Endogenous retrovirus control of homeostatic and inflammatory responses to the microbiota [RNA-seq]

The microbiota plays a fundamental role in regulating host immunity. However, the processes that initiate homeostatic immunity to the microbiota remain largely unknown. Here, we show that the skin microbiota promotes the discrete expression of defined endogenous retrovirus (ERVs). Keratinocyte-intrinsic responses to ERVs depended on cGAS/STING signaling and promoted the induction commensal specific T cells including CD8+, CD4+ and MAIT cells.

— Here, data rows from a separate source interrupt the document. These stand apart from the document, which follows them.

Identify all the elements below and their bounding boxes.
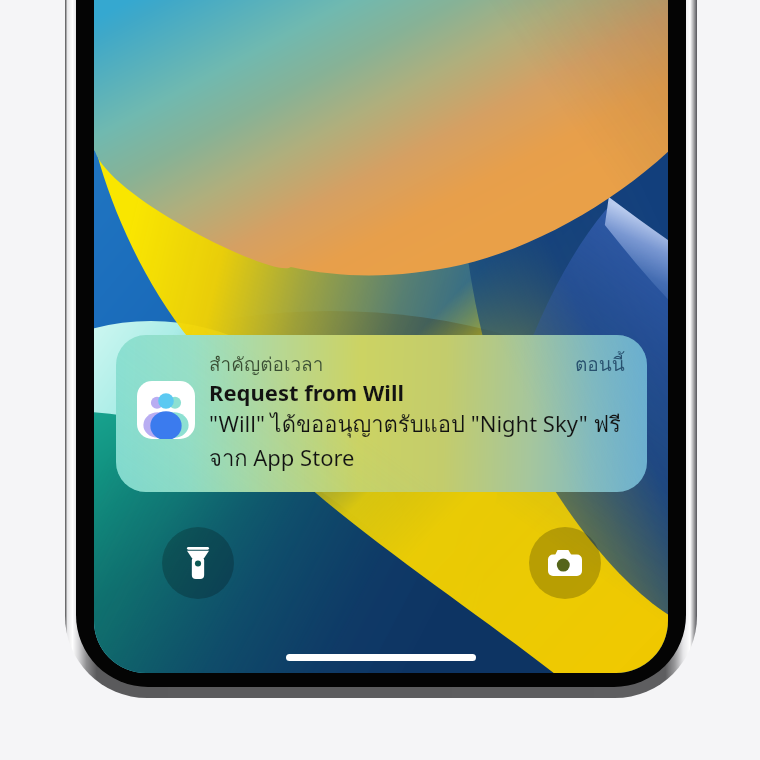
staticText: "Will" ได้ขออนุญาตรับแอป "Night Sky" ฟรี… [209,407,647,476]
button[interactable]: Camera [529,527,601,599]
button[interactable]: Flashlight [162,527,234,599]
button[interactable]: สำคัญต่อเวลา [116,335,647,492]
staticText: สำคัญต่อเวลา [209,349,324,379]
staticText: ตอนนี้ [575,349,625,379]
staticText: Request from Will [209,377,405,407]
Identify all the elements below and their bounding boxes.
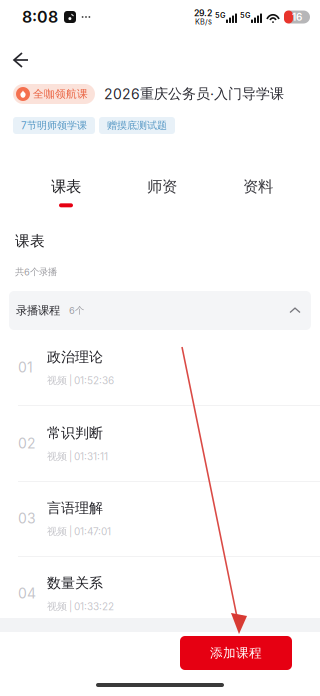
staticText: 课表 (51, 177, 81, 196)
staticText: 视频 | 01:33:22 (47, 600, 114, 613)
staticText: 视频 | 01:47:01 (47, 525, 111, 538)
button[interactable]: 课表 (18, 168, 114, 216)
button[interactable]: 01 (0, 330, 320, 406)
staticText: 录播课程 (16, 303, 60, 318)
staticText: 5G (215, 11, 225, 20)
staticText: 6个 (69, 305, 84, 316)
staticText: 共6个录播 (15, 266, 57, 278)
staticText: 资料 (243, 177, 273, 196)
staticText: 常识判断 (47, 424, 103, 442)
staticText: 政治理论 (47, 348, 103, 366)
staticText: 视频 | 01:52:36 (47, 374, 114, 387)
staticText: 添加课程 (210, 645, 262, 661)
staticText: 师资 (147, 177, 177, 196)
staticText: 5G (240, 11, 250, 20)
staticText: 01 (18, 359, 33, 376)
staticText: 全咖领航课 (33, 87, 88, 101)
staticText: 02 (18, 435, 36, 452)
button[interactable]: 录播课程 (9, 291, 311, 330)
button[interactable]: Back (7, 45, 41, 75)
staticText: 04 (18, 585, 36, 602)
button[interactable]: 02 (0, 406, 320, 482)
staticText: 2026重庆公务员·入门导学课 (104, 85, 284, 103)
staticText: 赠摸底测试题 (107, 119, 167, 132)
staticText: 言语理解 (47, 499, 103, 517)
button[interactable]: 04 (0, 556, 320, 632)
staticText: 03 (18, 510, 36, 527)
staticText: 16 (292, 11, 302, 23)
staticText: 课表 (15, 232, 45, 250)
staticText: 8:08 (22, 7, 58, 27)
staticText: 7节明师领学课 (21, 119, 87, 132)
button[interactable]: 03 (0, 481, 320, 557)
button[interactable]: 添加课程 (180, 636, 292, 670)
button[interactable]: 师资 (114, 168, 210, 216)
staticText: 视频 | 01:31:11 (47, 450, 108, 463)
staticText: 29.2 (194, 8, 212, 18)
button[interactable]: 资料 (210, 168, 306, 216)
staticText: 数量关系 (47, 574, 103, 592)
staticText: KB/s (195, 17, 212, 26)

Inhibition of reverse transcriptase significantly impacted these responses resulting in impaired homeostatic immunity to the microbiota and associated tissue repair function. Conversely, diets that caused an increase in dietary lipids primed the skin for aberrant ERV expression in response to commensal colonization, leading to tissue inflammation. Together, our results support the idea that the host may have coopted its endogenous virome as a means to communicate with the exogenous microbial microbiota, resulting in a multikingdom dialogue that controls both tissue homeostasis and inflammation. Overall design: Four week old mice were placed on a high fat or control diet for 6 weeks prior to association with S. epidermidis. Cells were sorted on DAPI– CD45– CD31– CD34– CD49f+ Sca-1+ cells.